The unique twist to this case is that the ten-year delay between conviction and claim of appeal is wholly attributable to the defendant.

"The appellant is bound to act with reasonable *569 promptness after the trial in securing the transcript from the reporter, and if his failure to secure the transcript is due primarily to his own negligence or delay, rather than to the death or disability of the reporter, a new trial will generally be denied." 19 ALR2d 1098, 1107.

Here defendant did not attempt to protect his rights. Although this appeal is technically timely, GCR 1963, 803.1, the nine-year delay between conviction and sentencing is a mockery of our system. The state has a right to rely on expeditious claims of appeal by defendants. To allow such a claim to stand under circumstances such as this would be to allow form to overtake substance.

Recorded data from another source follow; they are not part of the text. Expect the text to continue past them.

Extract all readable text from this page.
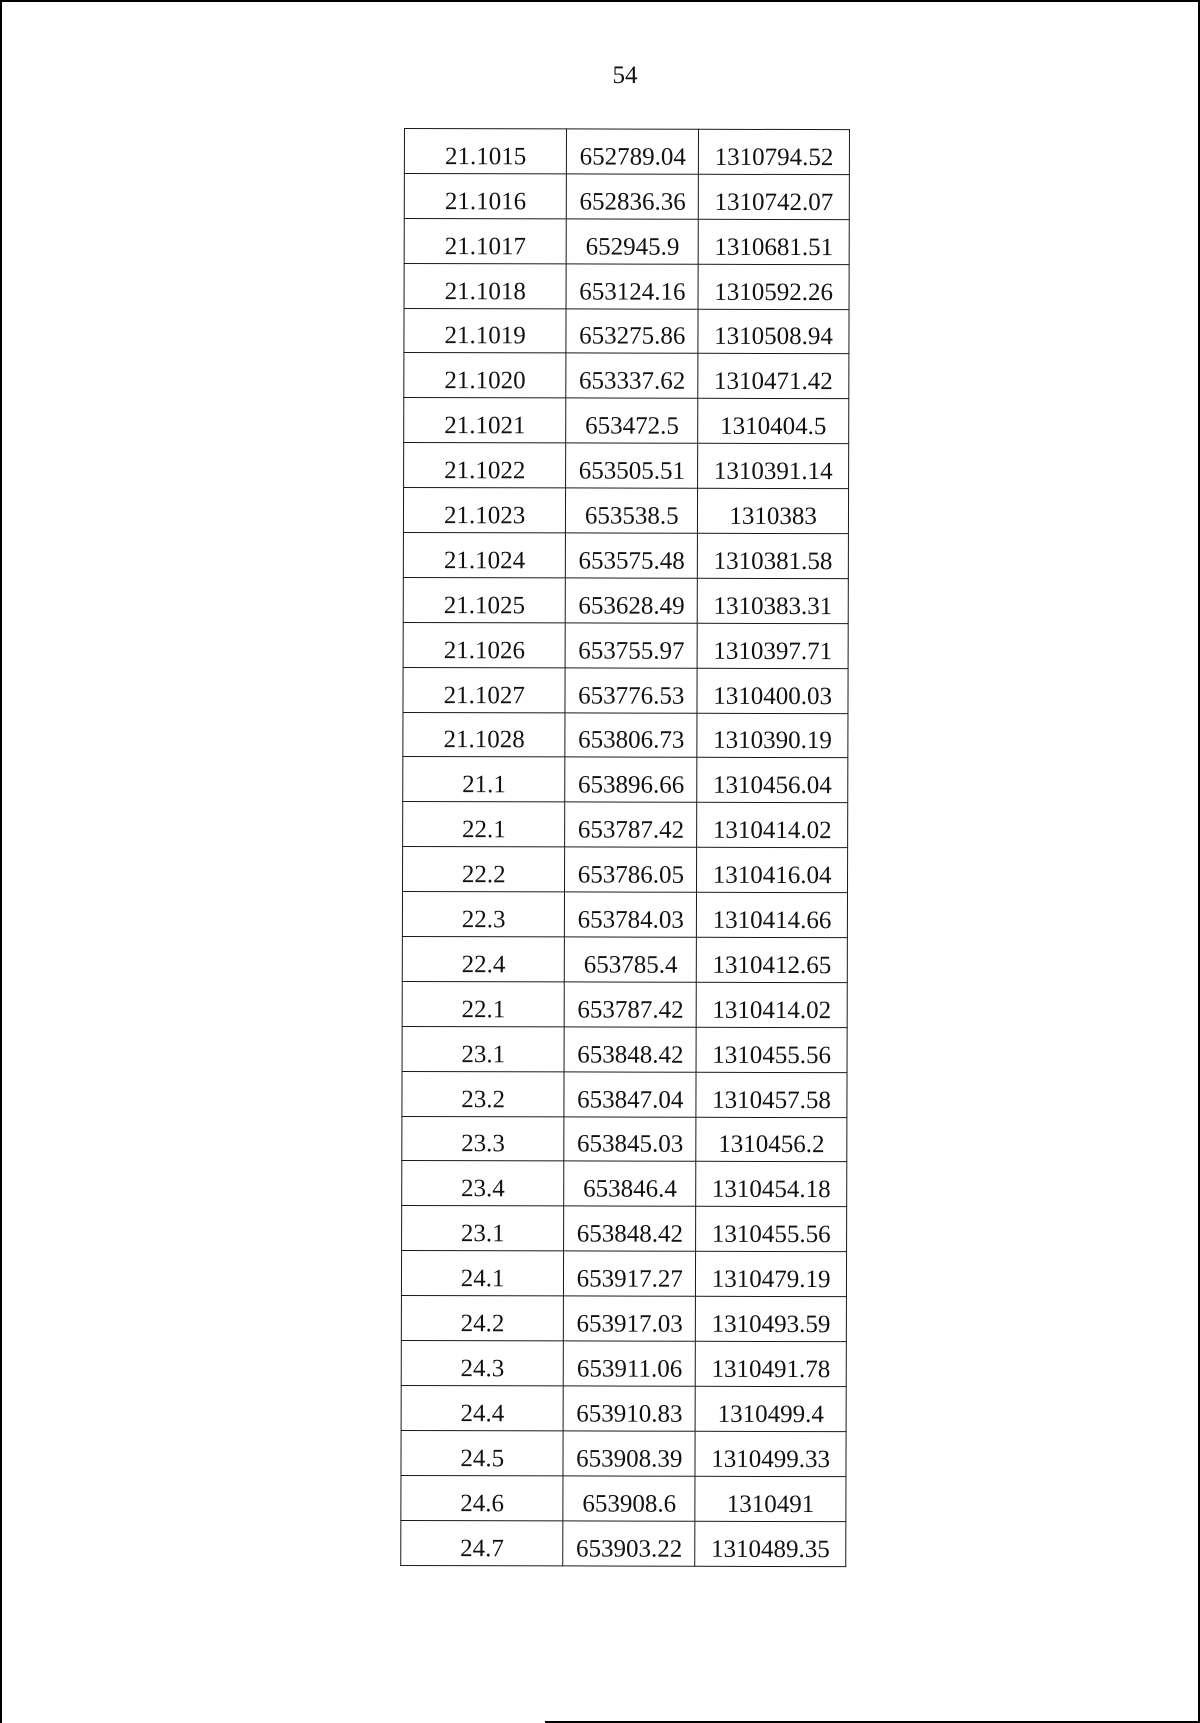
54
21.1015	652789.04	1310794.52
21.1016	652836.36	1310742.07
21.1017	652945.9	1310681.51
21.1018	653124.16	1310592.26
21.1019	653275.86	1310508.94
21.1020	653337.62	1310471.42
21.1021	653472.5	1310404.5
21.1022	653505.51	1310391.14
21.1023	653538.5	1310383
21.1024	653575.48	1310381.58
21.1025	653628.49	1310383.31
21.1026	653755.97	1310397.71
21.1027	653776.53	1310400.03
21.1028	653806.73	1310390.19
21.1	653896.66	1310456.04
22.1	653787.42	1310414.02
22.2	653786.05	1310416.04
22.3	653784.03	1310414.66
22.4	653785.4	1310412.65
22.1	653787.42	1310414.02
23.1	653848.42	1310455.56
23.2	653847.04	1310457.58
23.3	653845.03	1310456.2
23.4	653846.4	1310454.18
23.1	653848.42	1310455.56
24.1	653917.27	1310479.19
24.2	653917.03	1310493.59
24.3	653911.06	1310491.78
24.4	653910.83	1310499.4
24.5	653908.39	1310499.33
24.6	653908.6	1310491
24.7	653903.22	1310489.35
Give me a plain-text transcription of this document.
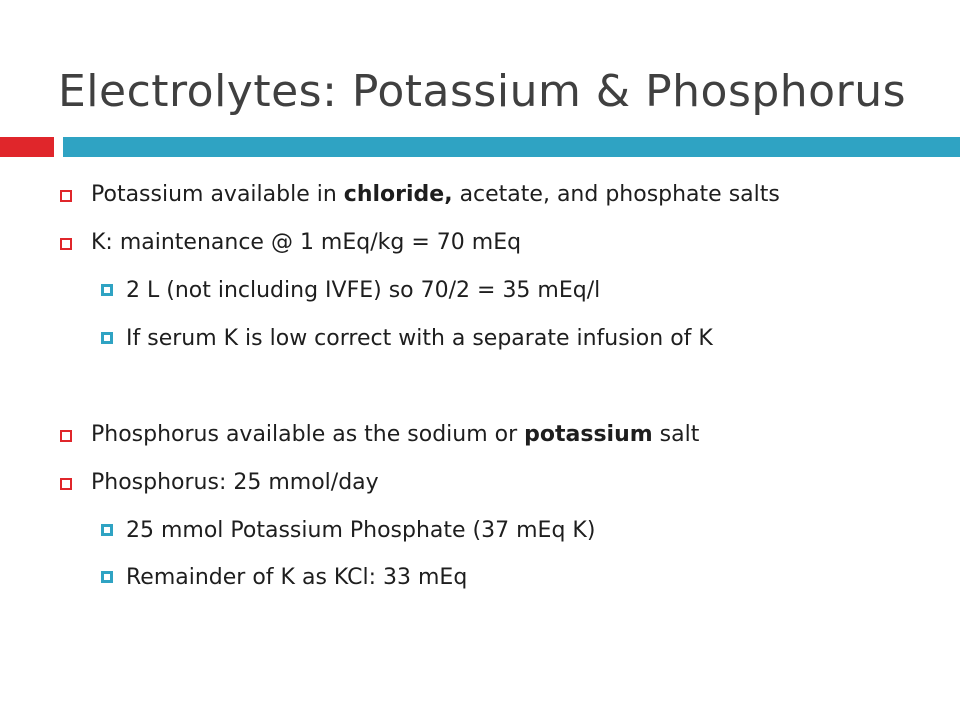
Electrolytes: Potassium & Phosphorus
Potassium available in chloride, acetate, and phosphate salts
K: maintenance @ 1 mEq/kg = 70 mEq
2 L (not including IVFE) so 70/2 = 35 mEq/l
If serum K is low correct with a separate infusion of K
Phosphorus available as the sodium or potassium salt
Phosphorus: 25 mmol/day
25 mmol Potassium Phosphate (37 mEq K)
Remainder of K as KCl: 33 mEq
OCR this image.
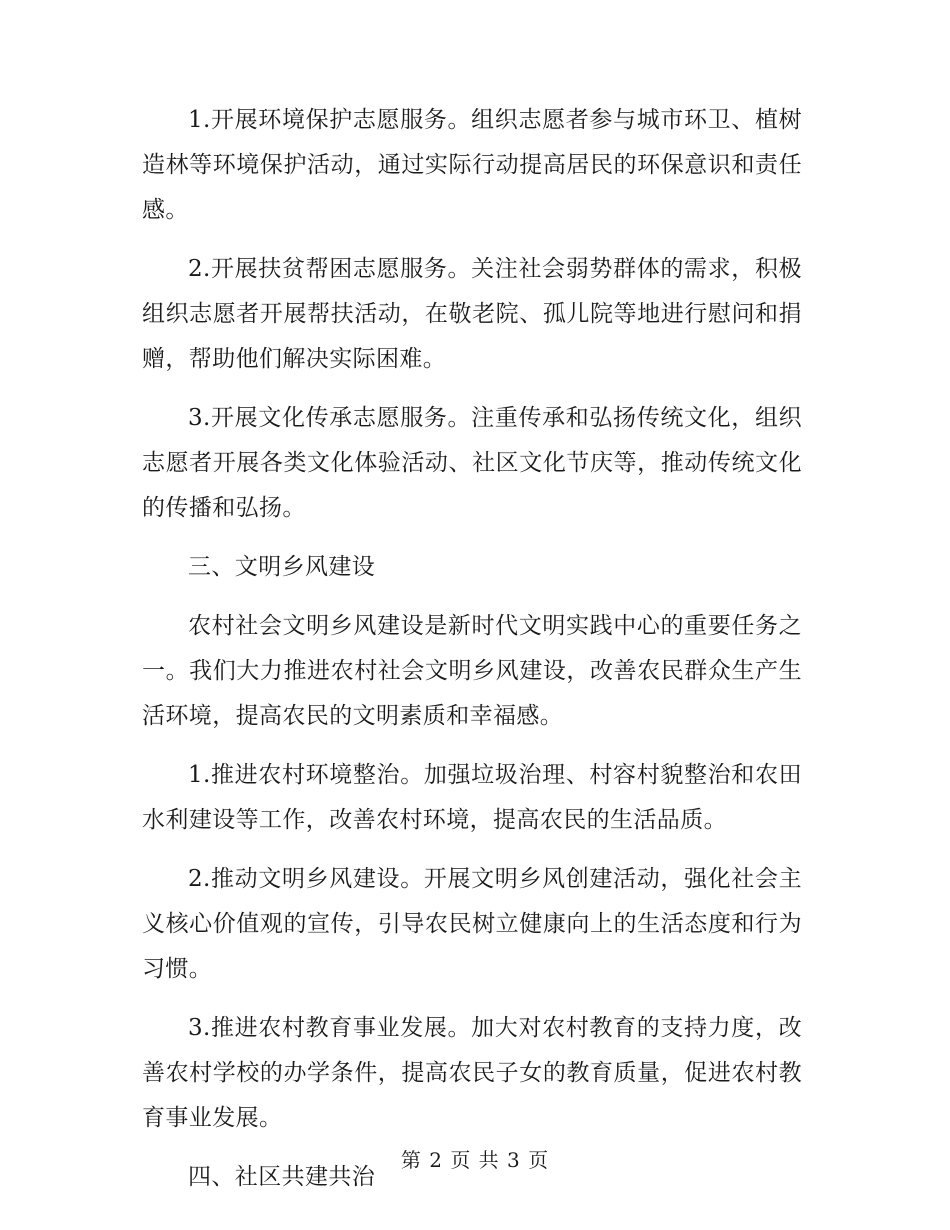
1.开展环境保护志愿服务。组织志愿者参与城市环卫、植树造林等环境保护活动，通过实际行动提高居民的环保意识和责任感。

2.开展扶贫帮困志愿服务。关注社会弱势群体的需求，积极组织志愿者开展帮扶活动，在敬老院、孤儿院等地进行慰问和捐赠，帮助他们解决实际困难。

3.开展文化传承志愿服务。注重传承和弘扬传统文化，组织志愿者开展各类文化体验活动、社区文化节庆等，推动传统文化的传播和弘扬。

三、文明乡风建设

农村社会文明乡风建设是新时代文明实践中心的重要任务之一。我们大力推进农村社会文明乡风建设，改善农民群众生产生活环境，提高农民的文明素质和幸福感。

1.推进农村环境整治。加强垃圾治理、村容村貌整治和农田水利建设等工作，改善农村环境，提高农民的生活品质。

2.推动文明乡风建设。开展文明乡风创建活动，强化社会主义核心价值观的宣传，引导农民树立健康向上的生活态度和行为习惯。

3.推进农村教育事业发展。加大对农村教育的支持力度，改善农村学校的办学条件，提高农民子女的教育质量，促进农村教育事业发展。

四、社区共建共治

第 2 页 共 3 页
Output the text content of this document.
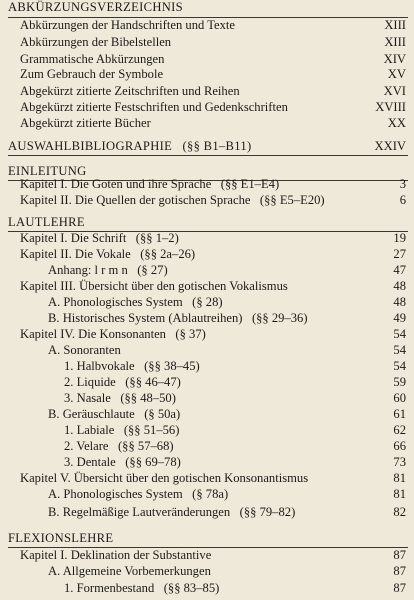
ABKÜRZUNGSVERZEICHNIS
Abkürzungen der Handschriften und Texte	XIII
Abkürzungen der Bibelstellen	XIII
Grammatische Abkürzungen	XIV
Zum Gebrauch der Symbole	XV
Abgekürzt zitierte Zeitschriften und Reihen	XVI
Abgekürzt zitierte Festschriften und Gedenkschriften	XVIII
Abgekürzt zitierte Bücher	XX
AUSWAHLBIBLIOGRAPHIE (§§ B1–B11)	XXIV
EINLEITUNG
Kapitel I. Die Goten und ihre Sprache (§§ E1–E4)	3
Kapitel II. Die Quellen der gotischen Sprache (§§ E5–E20)	6
LAUTLEHRE
Kapitel I. Die Schrift (§§ 1–2)	19
Kapitel II. Die Vokale (§§ 2a–26)	27
Anhang: l r m n (§ 27)	47
Kapitel III. Übersicht über den gotischen Vokalismus	48
A. Phonologisches System (§ 28)	48
B. Historisches System (Ablautreihen) (§§ 29–36)	49
Kapitel IV. Die Konsonanten (§ 37)	54
A. Sonoranten	54
1. Halbvokale (§§ 38–45)	54
2. Liquide (§§ 46–47)	59
3. Nasale (§§ 48–50)	60
B. Geräuschlaute (§ 50a)	61
1. Labiale (§§ 51–56)	62
2. Velare (§§ 57–68)	66
3. Dentale (§§ 69–78)	73
Kapitel V. Übersicht über den gotischen Konsonantismus	81
A. Phonologisches System (§ 78a)	81
B. Regelmäßige Lautveränderungen (§§ 79–82)	82
FLEXIONSLEHRE
Kapitel I. Deklination der Substantive	87
A. Allgemeine Vorbemerkungen	87
1. Formenbestand (§§ 83–85)	87
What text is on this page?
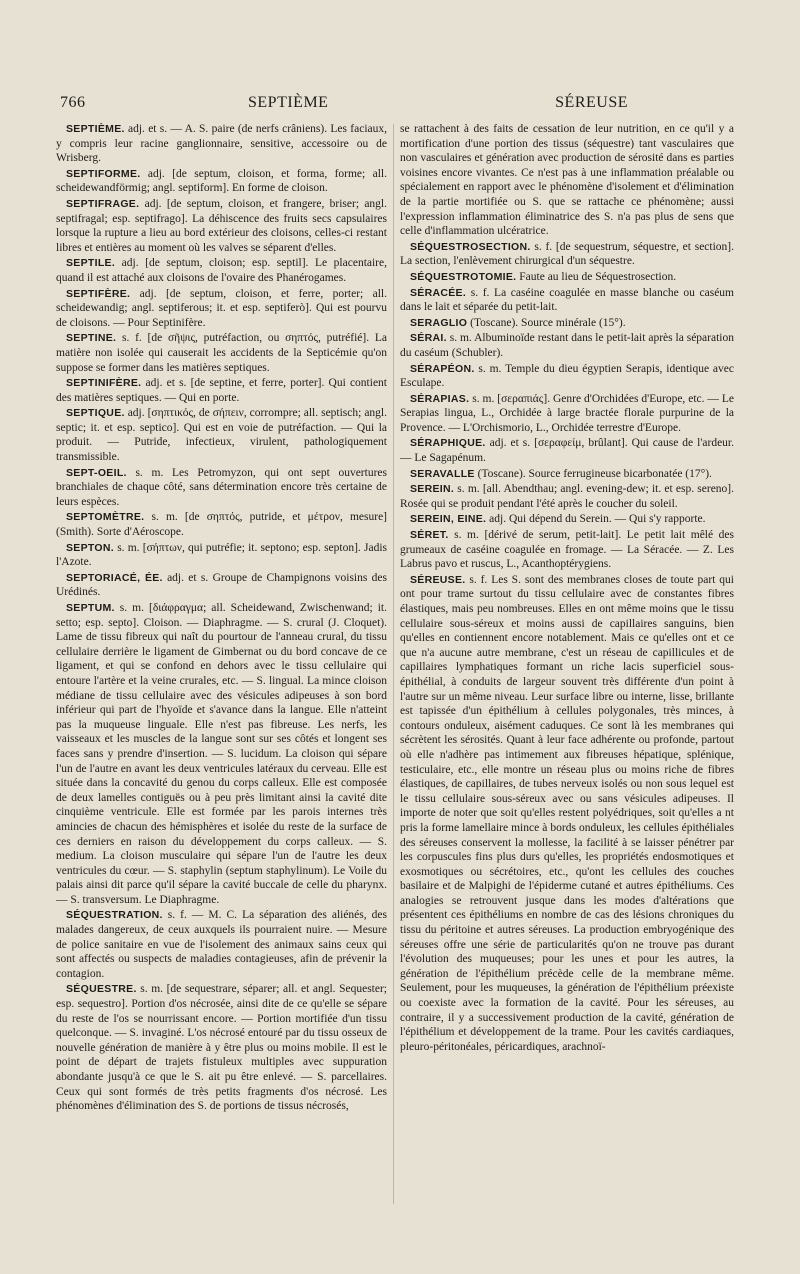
766	SEPTIÈME	SÉREUSE

SEPTIÈME. adj. et s. — A. S. paire (de nerfs crâniens). Les faciaux, y compris leur racine ganglionnaire, sensitive, accessoire ou de Wrisberg.

SEPTIFORME. adj. [de septum, cloison, et forma, forme; all. scheidewandförmig; angl. septiform]. En forme de cloison.

SEPTIFRAGE. adj. [de septum, cloison, et frangere, briser; angl. septifragal; esp. septifrago]. La déhiscence des fruits secs capsulaires lorsque la rupture a lieu au bord extérieur des cloisons, celles-ci restant libres et entières au moment où les valves se séparent d'elles.

SEPTILE. adj. [de septum, cloison; esp. septil]. Le placentaire, quand il est attaché aux cloisons de l'ovaire des Phanérogames.

SEPTIFÈRE. adj. [de septum, cloison, et ferre, porter; all. scheidewandig; angl. septiferous; it. et esp. septiferò]. Qui est pourvu de cloisons. — Pour Septinifère.

SEPTINE. s. f. [de σῆψις, putréfaction, ou σηπτός, putréfié]. La matière non isolée qui causerait les accidents de la Septicémie qu'on suppose se former dans les matières septiques.

SEPTINIFÈRE. adj. et s. [de septine, et ferre, porter]. Qui contient des matières septiques. — Qui en porte.

SEPTIQUE. adj. [σηπτικός, de σήπειν, corrompre; all. septisch; angl. septic; it. et esp. septico]. Qui est en voie de putréfaction. — Qui la produit. — Putride, infectieux, virulent, pathologiquement transmissible.

SEPT-OEIL. s. m. Les Petromyzon, qui ont sept ouvertures branchiales de chaque côté, sans détermination encore très certaine de leurs espèces.

SEPTOMÈTRE. s. m. [de σηπτός, putride, et μέτρον, mesure] (Smith). Sorte d'Aéroscope.

SEPTON. s. m. [σήπτων, qui putréfie; it. septono; esp. septon]. Jadis l'Azote.

SEPTORIACÉ, ÉE. adj. et s. Groupe de Champignons voisins des Urédinés.

SEPTUM. s. m. [διάφραγμα; all. Scheidewand, Zwischenwand; it. setto; esp. septo]. Cloison. — Diaphragme. — S. crural (J. Cloquet). Lame de tissu fibreux qui naît du pourtour de l'anneau crural, du tissu cellulaire derrière le ligament de Gimbernat ou du bord concave de ce ligament, et qui se confond en dehors avec le tissu cellulaire qui entoure l'artère et la veine crurales, etc. — S. lingual. La mince cloison médiane de tissu cellulaire avec des vésicules adipeuses à son bord inférieur qui part de l'hyoïde et s'avance dans la langue. Elle n'atteint pas la muqueuse linguale. Elle n'est pas fibreuse. Les nerfs, les vaisseaux et les muscles de la langue sont sur ses côtés et longent ses faces sans y prendre d'insertion. — S. lucidum. La cloison qui sépare l'un de l'autre en avant les deux ventricules latéraux du cerveau. Elle est située dans la concavité du genou du corps calleux. Elle est composée de deux lamelles contiguës ou à peu près limitant ainsi la cavité dite cinquième ventricule. Elle est formée par les parois internes très amincies de chacun des hémisphères et isolée du reste de la surface de ces derniers en raison du développement du corps calleux. — S. medium. La cloison musculaire qui sépare l'un de l'autre les deux ventricules du cœur. — S. staphylin (septum staphylinum). Le Voile du palais ainsi dit parce qu'il sépare la cavité buccale de celle du pharynx. — S. transversum. Le Diaphragme.

SÉQUESTRATION. s. f. — M. C. La séparation des aliénés, des malades dangereux, de ceux auxquels ils pourraient nuire. — Mesure de police sanitaire en vue de l'isolement des animaux sains ceux qui sont affectés ou suspects de maladies contagieuses, afin de prévenir la contagion.

SÉQUESTRE. s. m. [de sequestrare, séparer; all. et angl. Sequester; esp. sequestro]. Portion d'os nécrosée, ainsi dite de ce qu'elle se sépare du reste de l'os se nourrissant encore. — Portion mortifiée d'un tissu quelconque. — S. invaginé. L'os nécrosé entouré par du tissu osseux de nouvelle génération de manière à y être plus ou moins mobile. Il est le point de départ de trajets fistuleux multiples avec suppuration abondante jusqu'à ce que le S. ait pu être enlevé. — S. parcellaires. Ceux qui sont formés de très petits fragments d'os nécrosé. Les phénomènes d'élimination des S. de portions de tissus nécrosés,

se rattachent à des faits de cessation de leur nutrition, en ce qu'il y a mortification d'une portion des tissus (séquestre) tant vasculaires que non vasculaires et génération avec production de sérosité dans es parties voisines encore vivantes. Ce n'est pas à une inflammation préalable ou spécialement en rapport avec le phénomène d'isolement et d'élimination de la partie mortifiée ou S. que se rattache ce phénomène; aussi l'expression inflammation éliminatrice des S. n'a pas plus de sens que celle d'inflammation ulcératrice.

SÉQUESTROSECTION. s. f. [de sequestrum, séquestre, et section]. La section, l'enlèvement chirurgical d'un séquestre.

SÉQUESTROTOMIE. Faute au lieu de Séquestrosection.

SÉRACÉE. s. f. La caséine coagulée en masse blanche ou caséum dans le lait et séparée du petit-lait.

SERAGLIO (Toscane). Source minérale (15°).

SÉRAI. s. m. Albuminoïde restant dans le petit-lait après la séparation du caséum (Schubler).

SÉRAPÉON. s. m. Temple du dieu égyptien Serapis, identique avec Esculape.

SÉRAPIAS. s. m. [σεραπιάς]. Genre d'Orchidées d'Europe, etc. — Le Serapias lingua, L., Orchidée à large bractée florale purpurine de la Provence. — L'Orchismorio, L., Orchidée terrestre d'Europe.

SÉRAPHIQUE. adj. et s. [σεραφείμ, brûlant]. Qui cause de l'ardeur. — Le Sagapénum.

SERAVALLE (Toscane). Source ferrugineuse bicarbonatée (17°).

SEREIN. s. m. [all. Abendthau; angl. evening-dew; it. et esp. sereno]. Rosée qui se produit pendant l'été après le coucher du soleil.

SEREIN, EINE. adj. Qui dépend du Serein. — Qui s'y rapporte.

SÉRET. s. m. [dérivé de serum, petit-lait]. Le petit lait mêlé des grumeaux de caséine coagulée en fromage. — La Séracée. — Z. Les Labrus pavo et ruscus, L., Acanthoptérygiens.

SÉREUSE. s. f. Les S. sont des membranes closes de toute part qui ont pour trame surtout du tissu cellulaire avec de constantes fibres élastiques, mais peu nombreuses. Elles en ont même moins que le tissu cellulaire sous-séreux et moins aussi de capillaires sanguins, bien qu'elles en contiennent encore notablement. Mais ce qu'elles ont et ce que n'a aucune autre membrane, c'est un réseau de capillicules et de capillaires lymphatiques formant un riche lacis superficiel sous-épithélial, à conduits de largeur souvent très différente d'un point à l'autre sur un même niveau. Leur surface libre ou interne, lisse, brillante est tapissée d'un épithélium à cellules polygonales, très minces, à contours onduleux, aisément caduques. Ce sont là les membranes qui sécrètent les sérosités. Quant à leur face adhérente ou profonde, partout où elle n'adhère pas intimement aux fibreuses hépatique, splénique, testiculaire, etc., elle montre un réseau plus ou moins riche de fibres élastiques, de capillaires, de tubes nerveux isolés ou non sous lequel est le tissu cellulaire sous-séreux avec ou sans vésicules adipeuses. Il importe de noter que soit qu'elles restent polyédriques, soit qu'elles a nt pris la forme lamellaire mince à bords onduleux, les cellules épithéliales des séreuses conservent la mollesse, la facilité à se laisser pénétrer par les corpuscules fins plus durs qu'elles, les propriétés endosmotiques et exosmotiques ou sécrétoires, etc., qu'ont les cellules des couches basilaire et de Malpighi de l'épiderme cutané et autres épithéliums. Ces analogies se retrouvent jusque dans les modes d'altérations que présentent ces épithéliums en nombre de cas des lésions chroniques du tissu du péritoine et autres séreuses. La production embryogénique des séreuses offre une série de particularités qu'on ne trouve pas durant l'évolution des muqueuses; pour les unes et pour les autres, la génération de l'épithélium précède celle de la membrane même. Seulement, pour les muqueuses, la génération de l'épithélium préexiste ou coexiste avec la formation de la cavité. Pour les séreuses, au contraire, il y a successivement production de la cavité, génération de l'épithélium et développement de la trame. Pour les cavités cardiaques, pleuro-péritonéales, péricardiques, arachnoï-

While we agree that a defendant has a constitutional right to appeal where, as here, he has compromised his position by his own misconduct, that right must be balanced. The state's responsibility for lost transcripts should diminish as the defendant-caused delay lengthens. When the delay is as extreme as it is here, and only the right to appeal is alleged (no specific error is noted as in Carson, supra), we cannot reward defendant for being a fugitive for nine years.

Accordingly we deny defendant's request for peremptory reversal or a new trial.

Affirmed.

NOTES

[*] Circuit judge, sitting on the Court of Appeals by assignment.